The conflicts in Syria, Afghanistan, Somalia and elsewhere are churning out millions of desperate and vulnerable people susceptible to traffickers.
Somali human rights campaigner Ilwad Elman told the council that in her country, women and young children are trafficked for domestic work, forced prostitution and even organ removal.
“Conflict and insecurity breed desperation, and traffickers present themselves as a ticket out of all of that,” she said via a video link from Mogadishu.
“Erosion of the rule of law enables transnational trafficking networks to act with impunity,” Britain’s Independent Anti-slavery Commissioner Kevin Hyland told the Security Council.
Slave trade ‘booming’ in Libya
“Europol has confirmed that traffickers are increasingly targeting refugees in the EU,” Hyland said, referring to the European Union’s law enforcement agency. “And nearly half of all refugees are children, many of whom are unaccompanied and, therefore, especially vulnerable.”
He told of meeting a 15-year-old Eritrean girl at a refugee reception center on the Italian island of Lampedusa. She had been kidnapped and held for three months in Libya in a “connection house” where she was raped multiple times a day.
“A modern-day slave trade is now booming in Libya,” Hyland warned. “Political, military and social conditions have created an environment where traffickers have thrived.”
According to the International Organization for Migration, more than 70 percent of migrants moving from North Africa to Europe have experienced exploitation and human trafficking, mainly in Libya.
Terror groups, including Islamic State and Boko Haram, also engage in enslavement and forced labor, while drug traffickers use kidnapping and ransom to finance their operations.
The current refugee and migration crisis is a boon to traffickers.
“As people take to the road, predators take advantage,” Secretary-General Guterres said.

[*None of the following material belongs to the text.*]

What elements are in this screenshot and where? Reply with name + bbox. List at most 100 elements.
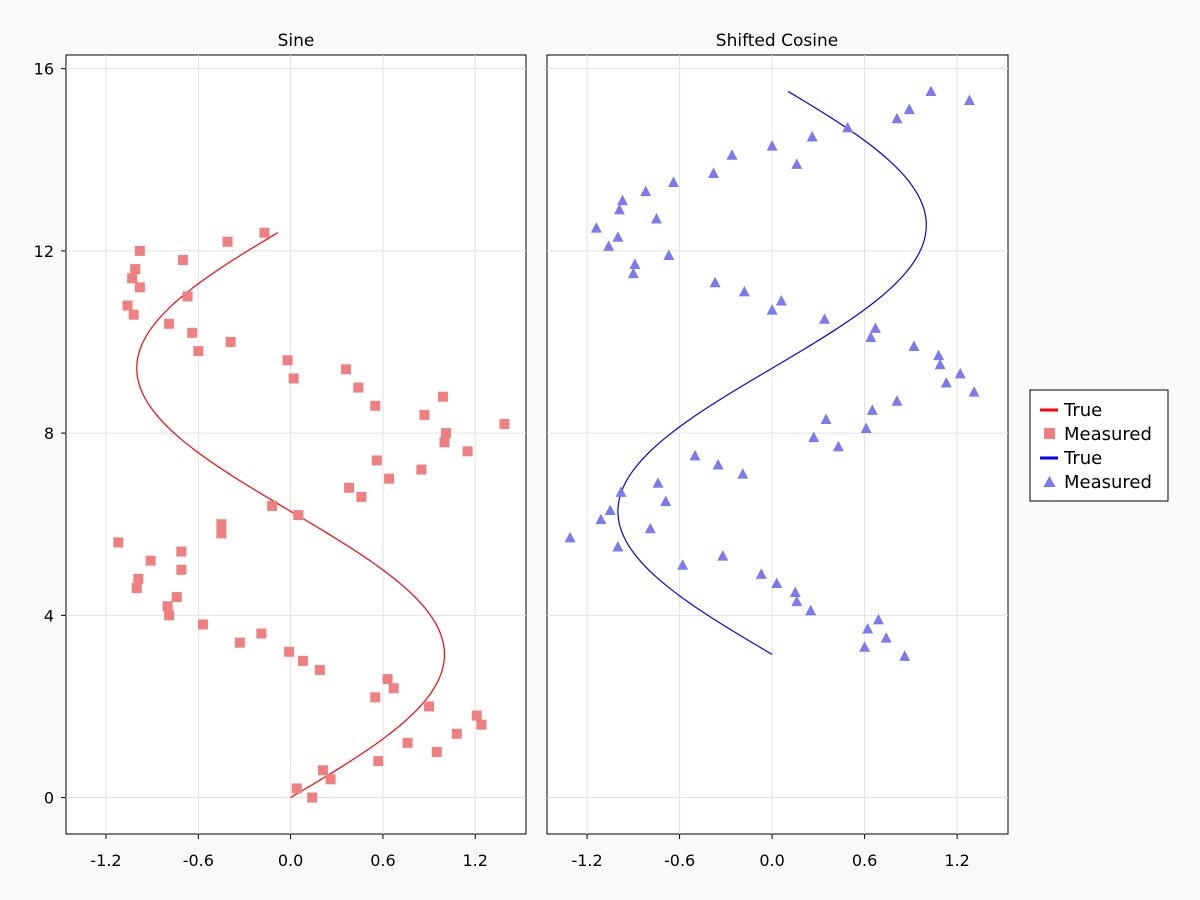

Refugee camps have become a fertile hunting ground for traffickers to find new victims.
No borders
But trafficking can happen far from conflict zones, as well.
“No country is immune from this crisis,” U.S. Ambassador to the United Nations Nikki Haley said. “That includes the United States, where, despite our efforts to combat human trafficking, too many people are still falling victim to criminals who force them into prostitution or other types of work with no pay and no way out.”

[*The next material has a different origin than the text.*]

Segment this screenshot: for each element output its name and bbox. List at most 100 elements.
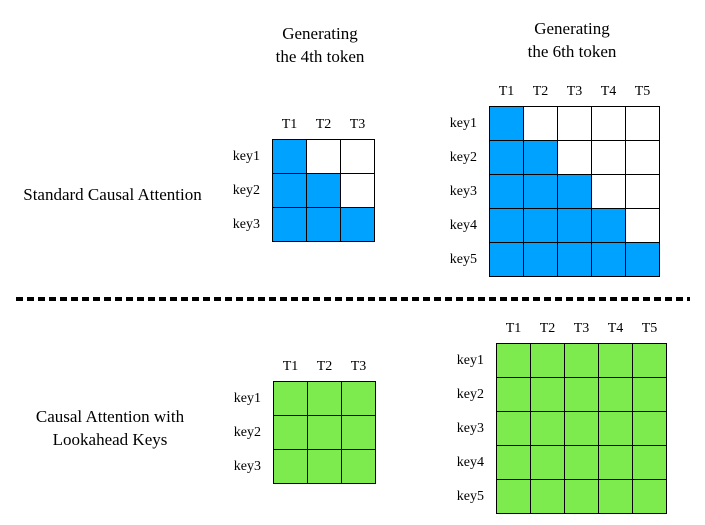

Haley noted that traffickers are using technology and the internet to their advantage in the recruiting and selling of people.
President Donald Trump's administration is committed to ending this “absolutely horrific practice,” she said, and is about to launch a new initiative to raise $1.5 billion to help countries break up trafficking rings and assist survivors.
“The funding will come partly from the U.S. government, but unlike most assistance programs, the initiative will seek to raise most of its money from partners in foreign governments and in the private sector.”
Ending modern slavery must be a collective effort, Haley said, and she pledged that the new initiative would spend its money on programs that “show results.”
“Groups that receive funding must set measurable goals, and they must target a 50-percent reduction in modern slavery for the population they will be working with,” she said.
Prevention efforts
The secretary-general made clear there is much that states can do to both punish and prevent human trafficking.
He said a solid legal framework already is in place, including the U.N. Convention Against Transnational Crime, and conventions from the International Labor Organization and the Global Plan of Action on Human Trafficking.
States also need to strengthen cooperation and coordination on law enforcement, investigations and intelligence sharing, Guterres said.
“At the same time, we need to get at the underlying vulnerabilities that fuel this phenomenon,” the U.N. chief added, “by empowering girls through education, by respecting the rights of minorities and by establishing safe and legal channels of migration.”